Havia muita ingenuidade no Município de Esperança nos tempos de outrora. A cidade era uma calmaria e seguia vigiada pelos guardas de quarteirão que faziam suas rondas noturnas. Os rapazes costumavam fazer serenatas de forma clandestina, pois não se permitia qualquer espécie de barulho à noite. O rigor daquele tempo o exigia.
O
fornecimento de energia se dava por um motor a combustão que iluminava as
principais ruas, mas por ordem do prefeito apagavam-se as luzes às 23 horas. O
“toque de recolher” era marcado pelo sino da Matriz. O que não era empecilho
para uma trupe de amigos: Beinha, Fernando e Eleusio, que se aventuravam para
galantear as suas pretendidas com muito charme e elegância.
Segundo
dizem, eles não cantavam nada. No entanto, carregavam uma “vitrolinha” a pilha e
punham para tocar músicas de Nelson Gonçalves, Orlando Silva ou Roberto Carlos
para as suas namoradas.
Chegavam
por volta da meia noite ou uma hora da manhã.
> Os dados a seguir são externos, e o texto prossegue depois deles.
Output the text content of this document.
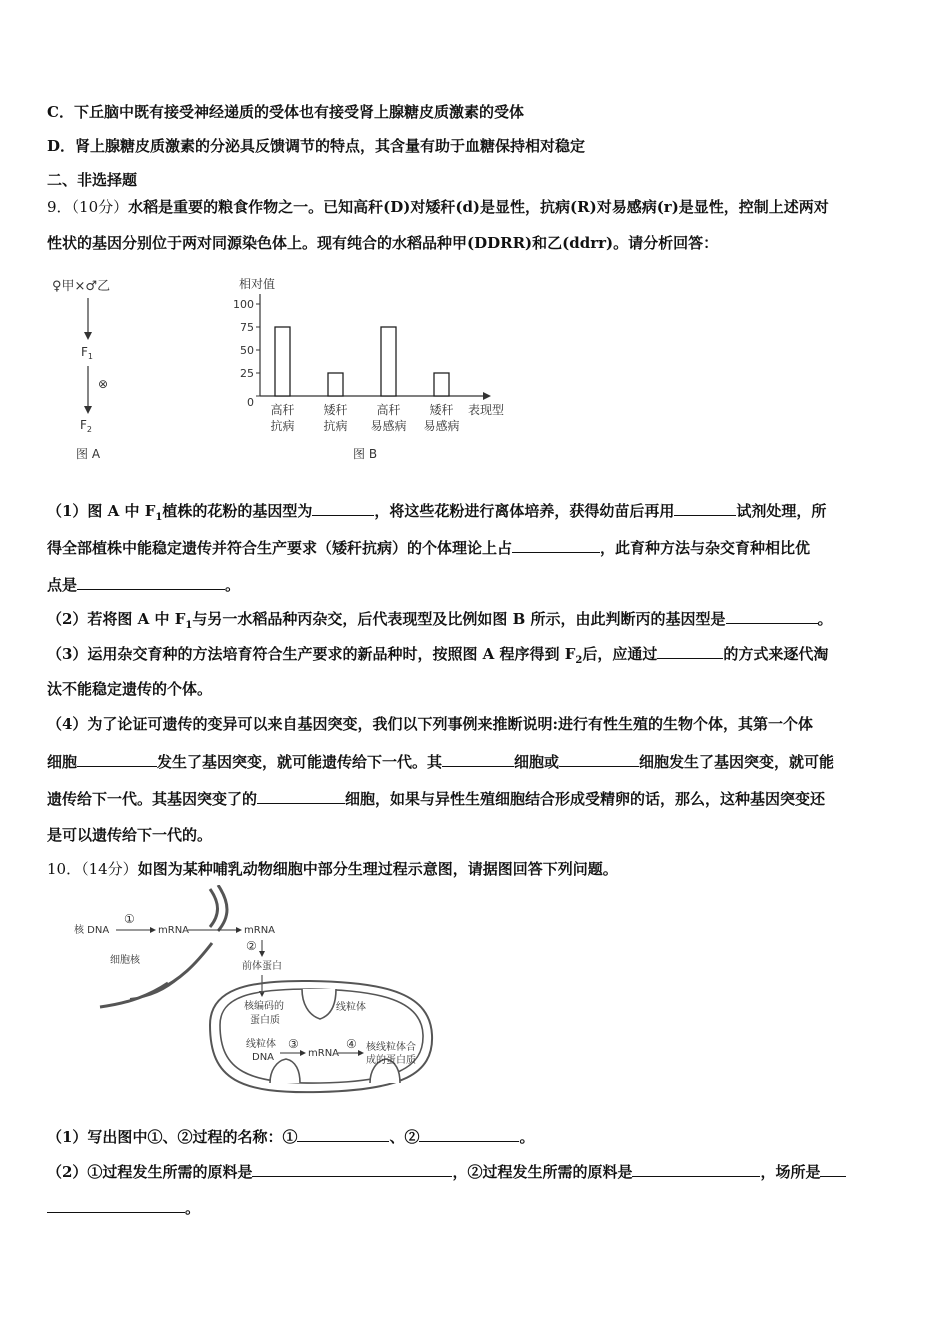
C．下丘脑中既有接受神经递质的受体也有接受肾上腺糖皮质激素的受体
D．肾上腺糖皮质激素的分泌具反馈调节的特点，其含量有助于血糖保持相对稳定
二、非选择题
9．（10分）水稻是重要的粮食作物之一。已知高秆(D)对矮秆(d)是显性，抗病(R)对易感病(r)是显性，控制上述两对
性状的基因分别位于两对同源染色体上。现有纯合的水稻品种甲(DDRR)和乙(ddrr)。请分析回答：
♀甲×♂乙
$F_1$
⊗
$F_2$
图 A
相对值
100
75
50
25
0
高秆
抗病
矮秆
抗病
高秆
易感病
矮秆
易感病
表现型
图 B
（1）图 A 中 $F_1$植株的花粉的基因型为	，将这些花粉进行离体培养，获得幼苗后再用	试剂处理，所
得全部植株中能稳定遗传并符合生产要求（矮秆抗病）的个体理论上占	，此育种方法与杂交育种相比优
点是	。
（2）若将图 A 中 $F_1$与另一水稻品种丙杂交，后代表现型及比例如图 B 所示，由此判断丙的基因型是	。
（3）运用杂交育种的方法培育符合生产要求的新品种时，按照图 A 程序得到 $F_2$后，应通过	的方式来逐代淘
汰不能稳定遗传的个体。
（4）为了论证可遗传的变异可以来自基因突变，我们以下列事例来推断说明:进行有性生殖的生物个体，其第一个体
细胞	发生了基因突变，就可能遗传给下一代。其	细胞或	细胞发生了基因突变，就可能
遗传给下一代。其基因突变了的	细胞，如果与异性生殖细胞结合形成受精卵的话，那么，这种基因突变还
是可以遗传给下一代的。
10．（14分）如图为某种哺乳动物细胞中部分生理过程示意图，请据图回答下列问题。
核 DNA
①
mRNA	mRNA
②
前体蛋白
细胞核
核编码的
蛋白质
线粒体
线粒体
DNA
③
mRNA
④ 核线粒体合
成的蛋白质
（1）写出图中①、②过程的名称：①	、②	。
（2）①过程发生所需的原料是	，②过程发生所需的原料是	，场所是
。
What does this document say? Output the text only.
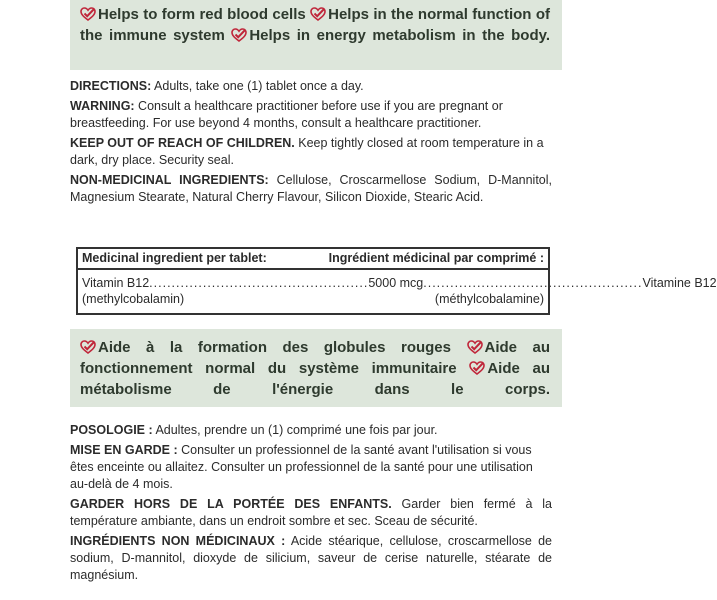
Helps to form red blood cells Helps in the normal function of the immune system Helps in energy metabolism in the body.

DIRECTIONS: Adults, take one (1) tablet once a day.

WARNING: Consult a healthcare practitioner before use if you are pregnant or breastfeeding. For use beyond 4 months, consult a healthcare practitioner.

KEEP OUT OF REACH OF CHILDREN. Keep tightly closed at room temperature in a dark, dry place. Security seal.

NON-MEDICINAL INGREDIENTS: Cellulose, Croscarmellose Sodium, D-Mannitol, Magnesium Stearate, Natural Cherry Flavour, Silicon Dioxide, Stearic Acid.

Medicinal ingredient per tablet:	Ingrédient médicinal par comprimé :
Vitamin B12 ................................................. 5000 mcg ................................................. Vitamine B12
(methylcobalamin)	(méthylcobalamine)
Aide à la formation des globules rouges Aide au fonctionnement normal du système immunitaire Aide au métabolisme de l'énergie dans le corps.

POSOLOGIE : Adultes, prendre un (1) comprimé une fois par jour.

MISE EN GARDE : Consulter un professionnel de la santé avant l'utilisation si vous êtes enceinte ou allaitez. Consulter un professionnel de la santé pour une utilisation au-delà de 4 mois.

GARDER HORS DE LA PORTÉE DES ENFANTS. Garder bien fermé à la température ambiante, dans un endroit sombre et sec. Sceau de sécurité.

INGRÉDIENTS NON MÉDICINAUX : Acide stéarique, cellulose, croscarmellose de sodium, D-mannitol, dioxyde de silicium, saveur de cerise naturelle, stéarate de magnésium.
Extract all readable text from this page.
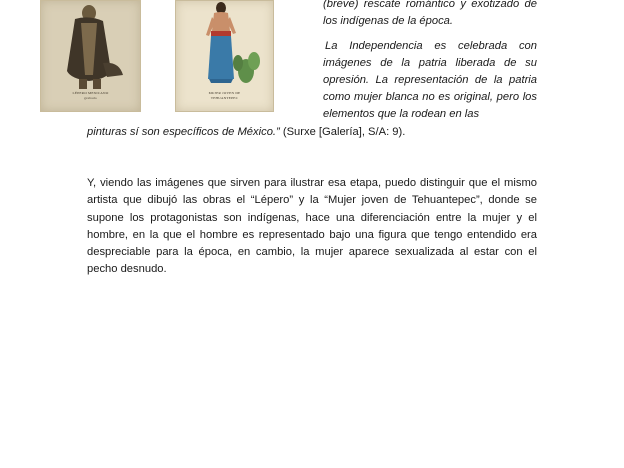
LÉPERO MEXICANO
grabado
MUJER JOVEN DE
TEHUANTEPEC
(breve) rescate romántico y exotizado de los indígenas de la época.
La Independencia es celebrada con imágenes de la patria liberada de su opresión. La representación de la patria como mujer blanca no es original, pero los elementos que la rodean en las
pinturas sí son específicos de México.” (Surxe [Galería], S/A: 9).
Y, viendo las imágenes que sirven para ilustrar esa etapa, puedo distinguir que el mismo artista que dibujó las obras el “Lépero” y la “Mujer joven de Tehuantepec”, donde se supone los protagonistas son indígenas, hace una diferenciación entre la mujer y el hombre, en la que el hombre es representado bajo una figura que tengo entendido era despreciable para la época, en cambio, la mujer aparece sexualizada al estar con el pecho desnudo.
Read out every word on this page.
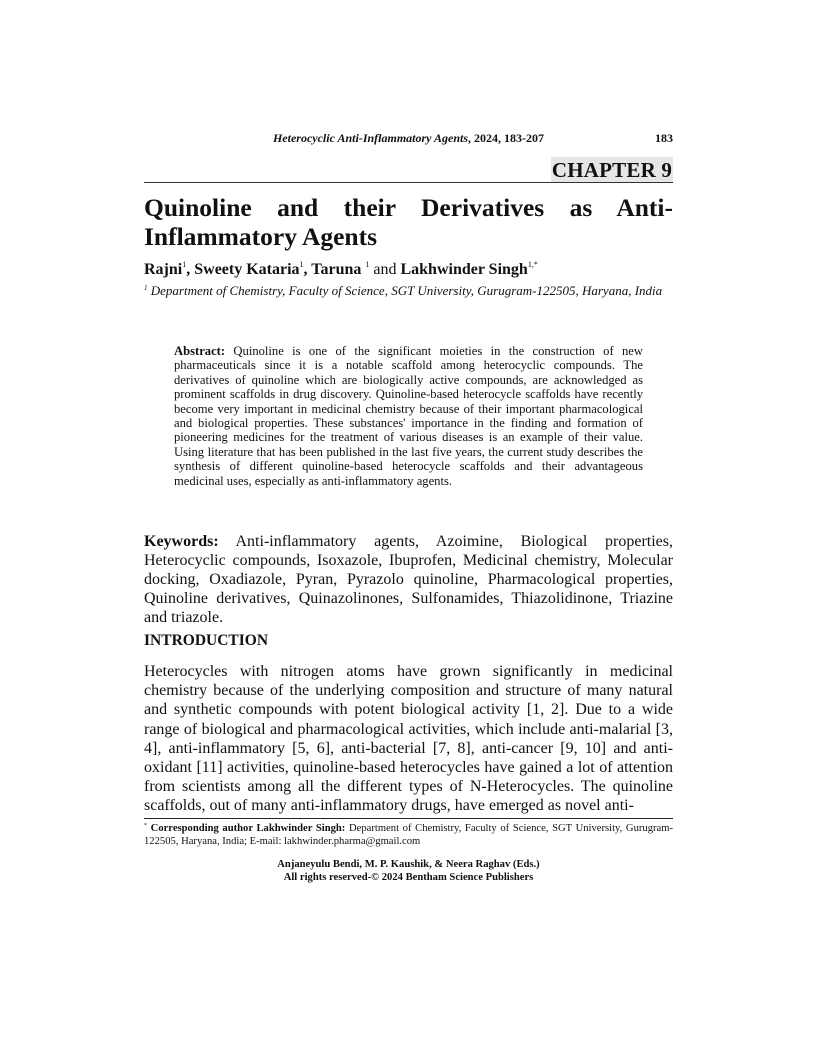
Heterocyclic Anti-Inflammatory Agents, 2024, 183-207	183
CHAPTER 9
Quinoline and their Derivatives as Anti-
Inflammatory Agents
Rajni$^1$, Sweety Kataria$^1$, Taruna $^1$ and Lakhwinder Singh$^{1,*}$
$^1$ Department of Chemistry, Faculty of Science, SGT University, Gurugram-122505, Haryana, India
Abstract: Quinoline is one of the significant moieties in the construction of new pharmaceuticals since it is a notable scaffold among heterocyclic compounds. The derivatives of quinoline which are biologically active compounds, are acknowledged as prominent scaffolds in drug discovery. Quinoline-based heterocycle scaffolds have recently become very important in medicinal chemistry because of their important pharmacological and biological properties. These substances' importance in the finding and formation of pioneering medicines for the treatment of various diseases is an example of their value. Using literature that has been published in the last five years, the current study describes the synthesis of different quinoline-based heterocycle scaffolds and their advantageous medicinal uses, especially as anti-inflammatory agents.
Keywords: Anti-inflammatory agents, Azoimine, Biological properties, Heterocyclic compounds, Isoxazole, Ibuprofen, Medicinal chemistry, Molecular docking, Oxadiazole, Pyran, Pyrazolo quinoline, Pharmacological properties, Quinoline derivatives, Quinazolinones, Sulfonamides, Thiazolidinone, Triazine and triazole.
INTRODUCTION
Heterocycles with nitrogen atoms have grown significantly in medicinal chemistry because of the underlying composition and structure of many natural and synthetic compounds with potent biological activity [1, 2]. Due to a wide range of biological and pharmacological activities, which include anti-malarial [3, 4], anti-inflammatory [5, 6], anti-bacterial [7, 8], anti-cancer [9, 10] and anti-oxidant [11] activities, quinoline-based heterocycles have gained a lot of attention from scientists among all the different types of N-Heterocycles. The quinoline scaffolds, out of many anti-inflammatory drugs, have emerged as novel anti-
* Corresponding author Lakhwinder Singh: Department of Chemistry, Faculty of Science, SGT University, Gurugram-122505, Haryana, India; E-mail: lakhwinder.pharma@gmail.com
Anjaneyulu Bendi, M. P. Kaushik, & Neera Raghav (Eds.)
All rights reserved-© 2024 Bentham Science Publishers
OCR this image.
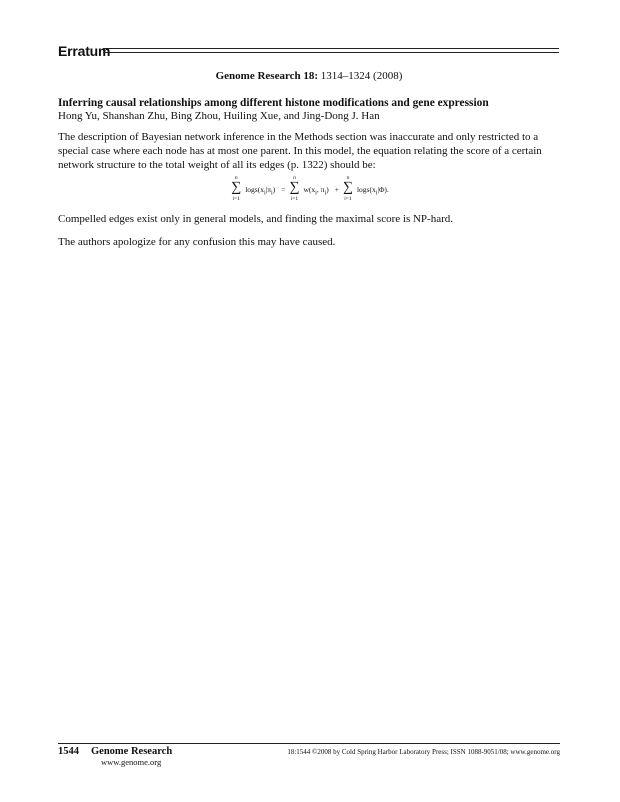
Erratum
Genome Research 18: 1314–1324 (2008)
Inferring causal relationships among different histone modifications and gene expression
Hong Yu, Shanshan Zhu, Bing Zhou, Huiling Xue, and Jing-Dong J. Han
The description of Bayesian network inference in the Methods section was inaccurate and only restricted to a special case where each node has at most one parent. In this model, the equation relating the score of a certain network structure to the total weight of all its edges (p. 1322) should be:
n
∑
i=1
$\log s(x_i|\pi_i)$ =
n
∑
i=1
$w(x_i$, $\pi_i$) +
n
∑
i=1
$\log s(x_i|\Phi)$.
Compelled edges exist only in general models, and finding the maximal score is NP-hard.
The authors apologize for any confusion this may have caused.
1544 Genome Research
www.genome.org
18:1544 ©2008 by Cold Spring Harbor Laboratory Press; ISSN 1088-9051/08; www.genome.org
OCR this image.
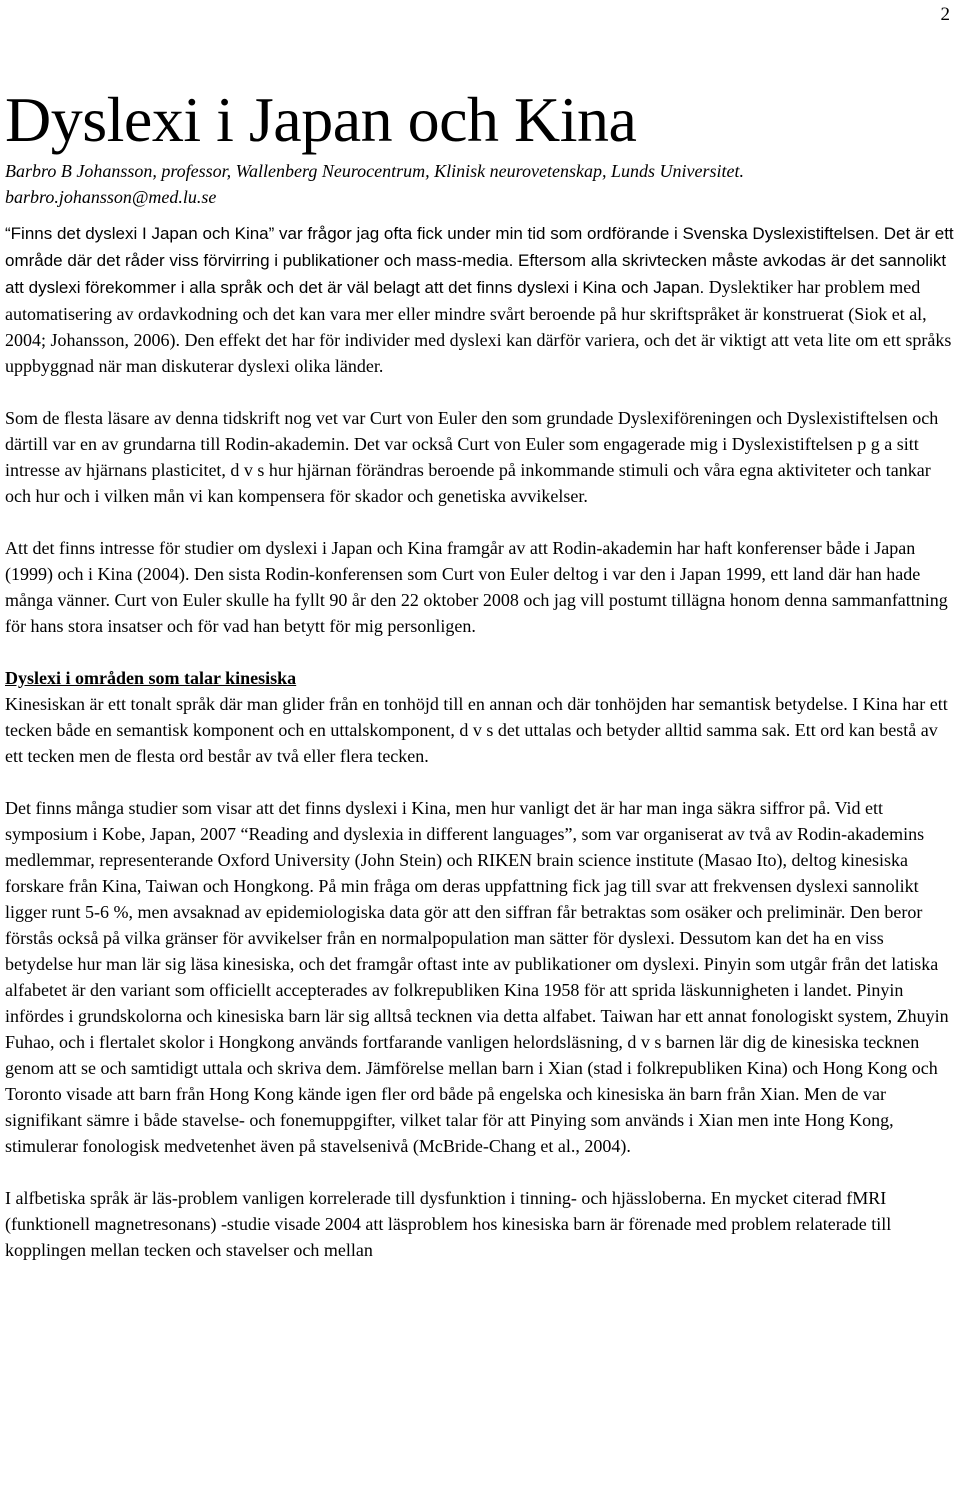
2
Dyslexi i Japan och Kina
Barbro B Johansson, professor, Wallenberg Neurocentrum, Klinisk neurovetenskap, Lunds Universitet.
barbro.johansson@med.lu.se

“Finns det dyslexi I Japan och Kina” var frågor jag ofta fick under min tid som ordförande i Svenska Dyslexistiftelsen. Det är ett område där det råder viss förvirring i publikationer och mass-media. Eftersom alla skrivtecken måste avkodas är det sannolikt att dyslexi förekommer i alla språk och det är väl belagt att det finns dyslexi i Kina och Japan. Dyslektiker har problem med automatisering av ordavkodning och det kan vara mer eller mindre svårt beroende på hur skriftspråket är konstruerat (Siok et al, 2004; Johansson, 2006). Den effekt det har för individer med dyslexi kan därför variera, och det är viktigt att veta lite om ett språks uppbyggnad när man diskuterar dyslexi olika länder.

Som de flesta läsare av denna tidskrift nog vet var Curt von Euler den som grundade Dyslexiföreningen och Dyslexistiftelsen och därtill var en av grundarna till Rodin-akademin. Det var också Curt von Euler som engagerade mig i Dyslexistiftelsen p g a sitt intresse av hjärnans plasticitet, d v s hur hjärnan förändras beroende på inkommande stimuli och våra egna aktiviteter och tankar och hur och i vilken mån vi kan kompensera för skador och genetiska avvikelser.

Att det finns intresse för studier om dyslexi i Japan och Kina framgår av att Rodin-akademin har haft konferenser både i Japan (1999) och i Kina (2004). Den sista Rodin-konferensen som Curt von Euler deltog i var den i Japan 1999, ett land där han hade många vänner. Curt von Euler skulle ha fyllt 90 år den 22 oktober 2008 och jag vill postumt tillägna honom denna sammanfattning för hans stora insatser och för vad han betytt för mig personligen.

Dyslexi i områden som talar kinesiska

Kinesiskan är ett tonalt språk där man glider från en tonhöjd till en annan och där tonhöjden har semantisk betydelse. I Kina har ett tecken både en semantisk komponent och en uttalskomponent, d v s det uttalas och betyder alltid samma sak. Ett ord kan bestå av ett tecken men de flesta ord består av två eller flera tecken.

Det finns många studier som visar att det finns dyslexi i Kina, men hur vanligt det är har man inga säkra siffror på. Vid ett symposium i Kobe, Japan, 2007 “Reading and dyslexia in different languages”, som var organiserat av två av Rodin-akademins medlemmar, representerande Oxford University (John Stein) och RIKEN brain science institute (Masao Ito), deltog kinesiska forskare från Kina, Taiwan och Hongkong. På min fråga om deras uppfattning fick jag till svar att frekvensen dyslexi sannolikt ligger runt 5-6 %, men avsaknad av epidemiologiska data gör att den siffran får betraktas som osäker och preliminär. Den beror förstås också på vilka gränser för avvikelser från en normalpopulation man sätter för dyslexi. Dessutom kan det ha en viss betydelse hur man lär sig läsa kinesiska, och det framgår oftast inte av publikationer om dyslexi. Pinyin som utgår från det latiska alfabetet är den variant som officiellt accepterades av folkrepubliken Kina 1958 för att sprida läskunnigheten i landet. Pinyin infördes i grundskolorna och kinesiska barn lär sig alltså tecknen via detta alfabet. Taiwan har ett annat fonologiskt system, Zhuyin Fuhao, och i flertalet skolor i Hongkong används fortfarande vanligen helordsläsning, d v s barnen lär dig de kinesiska tecknen genom att se och samtidigt uttala och skriva dem. Jämförelse mellan barn i Xian (stad i folkrepubliken Kina) och Hong Kong och Toronto visade att barn från Hong Kong kände igen fler ord både på engelska och kinesiska än barn från Xian. Men de var signifikant sämre i både stavelse- och fonemuppgifter, vilket talar för att Pinying som används i Xian men inte Hong Kong, stimulerar fonologisk medvetenhet även på stavelsenivå (McBride-Chang et al., 2004).

I alfbetiska språk är läs-problem vanligen korrelerade till dysfunktion i tinning- och hjässloberna. En mycket citerad fMRI (funktionell magnetresonans) -studie visade 2004 att läsproblem hos kinesiska barn är förenade med problem relaterade till kopplingen mellan tecken och stavelser och mellan
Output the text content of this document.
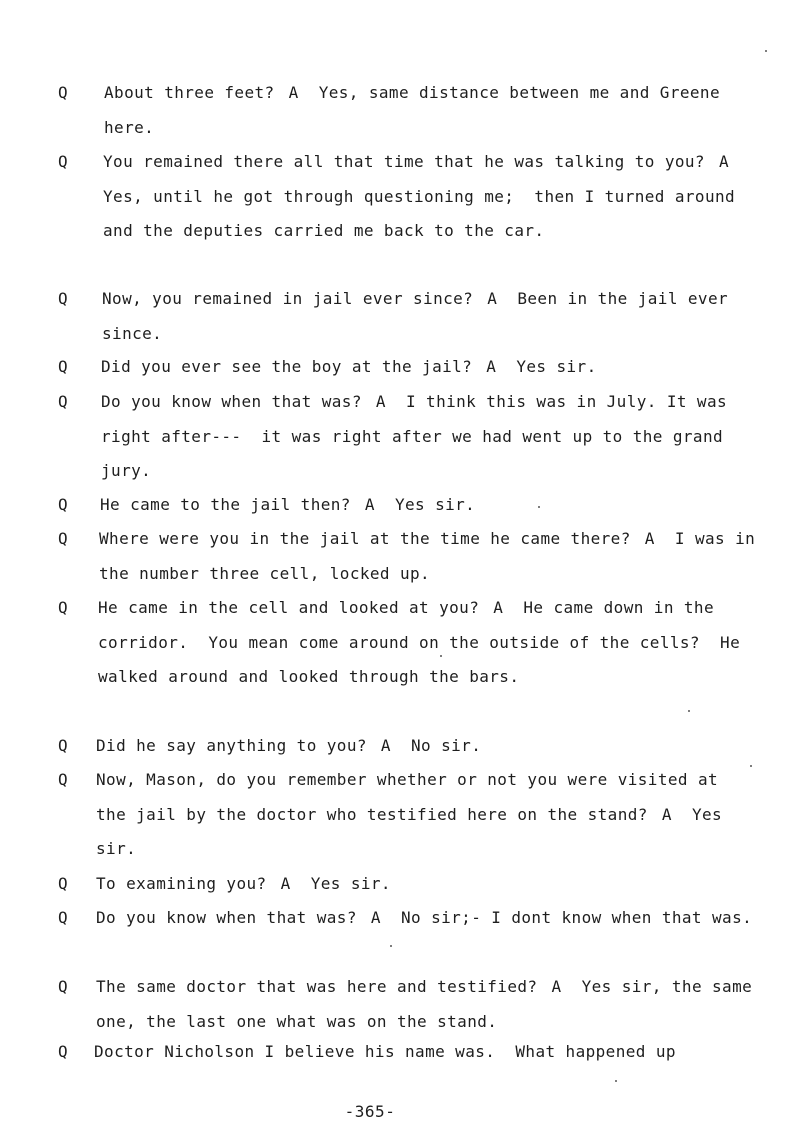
Q About three feet? A Yes, same distance between me and Greene here.
Q You remained there all that time that he was talking to you? A  Yes, until he got through questioning me;  then I turned around and the deputies carried me back to the car.
Q Now, you remained in jail ever since? A Been in the jail ever since.
Q Did you ever see the boy at the jail? A Yes sir.
Q Do you know when that was? A I think this was in July. It was right after---  it was right after we had went up to the grand jury.
Q He came to the jail then? A Yes sir.
Q Where were you in the jail at the time he came there? A I was in the number three cell, locked up.
Q He came in the cell and looked at you? A He came down in the corridor.  You mean come around on the outside of the cells?  He walked around and looked through the bars.
Q Did he say anything to you? A No sir.
Q Now, Mason, do you remember whether or not you were visited at the jail by the doctor who testified here on the stand? A Yes sir.
Q To examining you? A Yes sir.
Q Do you know when that was? A No sir;- I dont know when that was.
Q The same doctor that was here and testified? A Yes sir, the same one, the last one what was on the stand.
Q Doctor Nicholson I believe his name was.  What happened up
-365-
Como eram em trio, dois ficavam
nas esquinas “pastorando” a polícia, pois se fossem pegos poderiam receber
algumas bordoadas e até mesmo serem presos por perturbação ao sossego alheio.
As
jovens ficavam “espiando” pelas brechas, já que naquele horário era indecente abrir
a janela, enquanto as suas mães ignoravam aquele gesto de carinho mostrando-se
ainda preocupadas caso o pai de família viesse a acordar, pois tudo acabaria em
uma baita confusão.
Quando
se ouvia o silvo dos guardas, os moços imediatamente desligavam o som e corriam
para a casa de uma outra namorada, assim conseguiam escapar da ação policial e
fazer a alegria das “meninas”.
Eles
se revezavam na vigília e nas apresentações. “Tudo no escuro, mas a gente
via que as meninas acordavam, porque ficávamos ouvindo as vozes delas com as
mães pelas brechas das janelas. Nós fazíamos uma serenata a cada mês e
normalmente eram serenatas nas casas das três namoradas com três corridas da polícia",
contou-me Eleusio, um dos seresteiros.
Os
guardas municipais faziam suas prisões. Gatunos e seresteiros desavisados foram
os principais alvos dessa época, mas os rapazes dessa história não chegaram a
dormir na cadeia um dia sequer, porque sempre escapavam da ação dos vigilantes
noturnos.
Passados
alguns anos, aqueles jovens se casaram e se tornaram donos de casa. Agora eram
eles que se preocupavam com os namorados! Vida que segue.
Beinha
era o “queridinho” da cidade, pois era um moço bonito e todas queriam namorar
com ele. Filho mais novo de seu Dogival, foi criado pela madrasta, dona
Nevinha, com muito carinho, já que ela não pudera ter filhos. Era muito
protegido pelos irmãos Nirzo, Everaldo e Fernando, e pela irmã Elza. Ninguém
ousasse fazer-lhe mal!
O
jovem trabalhava nas feiras livres, o que lhe garantia muitas amizades. Dele
nos dá conta o primo Eleusio:
“Não
cantava, não tocava instrumentos e não praticava esportes, mas gostava de
festas incluindo o carnaval quando formávamos um bloco motorizado para visitar
residências, fazer barulho e confraternizarmos”.
Essa
história é do meu pai (Beinha), que conto com muito orgulho. Ele veio a falecer
em 1988. Era uma pessoa simples e humilde, mas o seu enterro foi acompanhado
por uma multidão.
No
trajeto, os vereadores fizeram questão que o seu féretro entrasse na Câmara
para uma última homenagem. Fiz minhas ressalvas à época, porque ele havia sido
perseguido naquela casa por questões políticas; mas cedi aos apelos dos
legisladores, porque afinal considerei um ato justo e merecido. Águas passadas!
Rau Ferreira
"Primo o da direita é teu pai Beinha e o do meio o teu tio Fernando Costa. O artigo está fiel aos fatos", Eleusio Freire via WhatsApp, em 08/01/2025.